Iceman - Maverick, le sommet d'émotion de Top Gun : Maverick
À plusieurs niveaux de sa narration, Top Gun : Maverick est un film "méta", qui raconte Tom Cruise et Hollywood. Et c'est dans la rencontre entre Maverick et Iceman que la démarche "méta" touche à son paroxysme. D'abord les deux hommes échangent par textos amicaux et ponctués - Tom Cruise a quand même vieilli sur ce point -. Alors que Maverick éprouve des difficultés à préparer les jeunes pilotes, et souffre de sa relation avec Rooster (Miles Teller), le fils de son ancien équipier Goose, Iceman lui écrit pour se voir et parler "en vrai".
Alors Maverick se rend chez lui, et retrouve un Iceman vieilli, très malade, alors que lui est en pleine force de l'âge. Ils brisent donc un premier écran/filtre, celui des téléphones sur lesquels ils s'écrivent. Iceman, éprouvant de grandes difficultés à parler, lance alors la conversation en écrivant sur son écran d'ordinateur, que Maverick lit.

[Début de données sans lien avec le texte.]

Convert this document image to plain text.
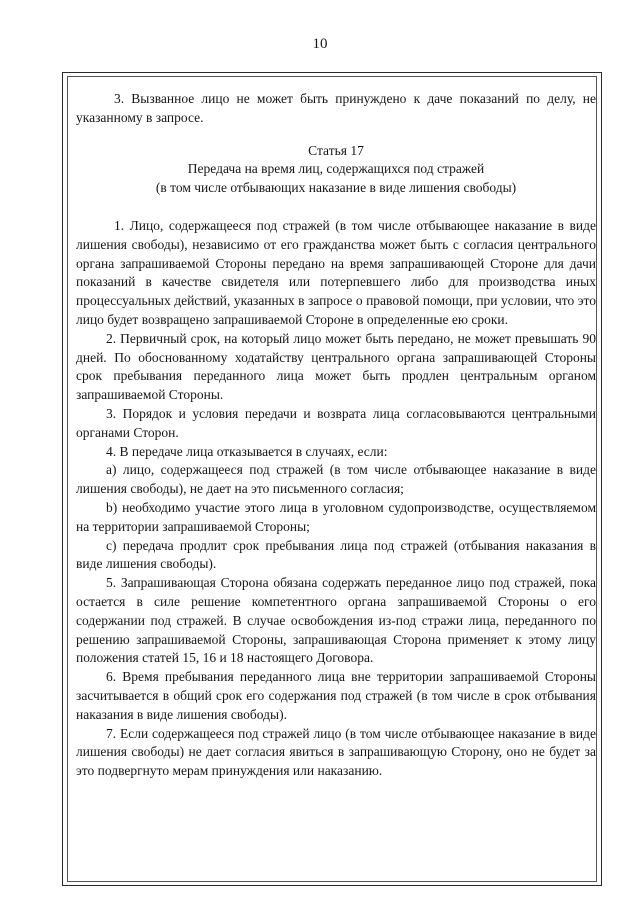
10

3. Вызванное лицо не может быть принуждено к даче показаний по делу, не указанному в запросе.

Статья 17
Передача на время лиц, содержащихся под стражей
(в том числе отбывающих наказание в виде лишения свободы)

1. Лицо, содержащееся под стражей (в том числе отбывающее наказание в виде лишения свободы), независимо от его гражданства может быть с согласия центрального органа запрашиваемой Стороны передано на время запрашивающей Стороне для дачи показаний в качестве свидетеля или потерпевшего либо для производства иных процессуальных действий, указанных в запросе о правовой помощи, при условии, что это лицо будет возвращено запрашиваемой Стороне в определенные ею сроки.

2. Первичный срок, на который лицо может быть передано, не может превышать 90 дней. По обоснованному ходатайству центрального органа запрашивающей Стороны срок пребывания переданного лица может быть продлен центральным органом запрашиваемой Стороны.

3. Порядок и условия передачи и возврата лица согласовываются центральными органами Сторон.

4. В передаче лица отказывается в случаях, если:

а) лицо, содержащееся под стражей (в том числе отбывающее наказание в виде лишения свободы), не дает на это письменного согласия;

b) необходимо участие этого лица в уголовном судопроизводстве, осуществляемом на территории запрашиваемой Стороны;

с) передача продлит срок пребывания лица под стражей (отбывания наказания в виде лишения свободы).

5. Запрашивающая Сторона обязана содержать переданное лицо под стражей, пока остается в силе решение компетентного органа запрашиваемой Стороны о его содержании под стражей. В случае освобождения из-под стражи лица, переданного по решению запрашиваемой Стороны, запрашивающая Сторона применяет к этому лицу положения статей 15, 16 и 18 настоящего Договора.

6. Время пребывания переданного лица вне территории запрашиваемой Стороны засчитывается в общий срок его содержания под стражей (в том числе в срок отбывания наказания в виде лишения свободы).

7. Если содержащееся под стражей лицо (в том числе отбывающее наказание в виде лишения свободы) не дает согласия явиться в запрашивающую Сторону, оно не будет за это подвергнуто мерам принуждения или наказанию.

Pour finalement, dans un effort terriblement touchant, briser ce dernier écran/filtre, et s'exprimer de vive voix (recréée avec une IA, mais toujours souffrante).
Et ce qu'il veut dire à Maverick/Tom Cruise tient en quelques mots : "let it go". Qu'on peut traduire par "laisse tomber", "passe à autre chose", ou encore "délivre-toi". Se délivrer de son deuil de Goose et donc de sa relation compliquée avec son fils Rooster, se délivrer de son obsession de voler, se délivrer enfin, pour Tom Cruise, de sa course à l'immortalité hollywoodienne. Comme lui, Val Kilmer, l'a fait et l'assume. Ce à quoi, dans son sourire d'une blancheur éblouissante mais les yeux légèrement embués, Maverick répond : "non".
Un héros s'en va, un autre reste
Plus que la résolution de sa relation avec Rooster, dans laquelle Maverick se trouve une place de mentor, d'ami et de père de substitution, plus que dans sa relation tendre et angélique avec Penny (Jennifer Connelly), bref amour de jeunesse retrouvé, c'est dans sa relation avec Iceman/Val Kimer que Maverick/Tom Cruise sublime Top Gun : Maverick en lui apportant une émotion et une vérité bouleversantes. Hollywood change, ses icônes s'en vont, mais Tom Cruise demeure. Leur dernière embrassade est un adieu, puisqu'Iceman décède peu de temps après de sa maladie, alors que Maverick poursuit sa glorieuse aventure.
Une séquence testamentaire donc, terrible d'authenticité sur qui sont aujourd'hui ces deux grands acteurs du cinéma hollywoodien, et comment ils se perçoivent. Parmi tous les éléments très brillants de Top Gun : Maverick, celui-ci est sans aucun doute le plus surprenant, et logiquement le plus touchant.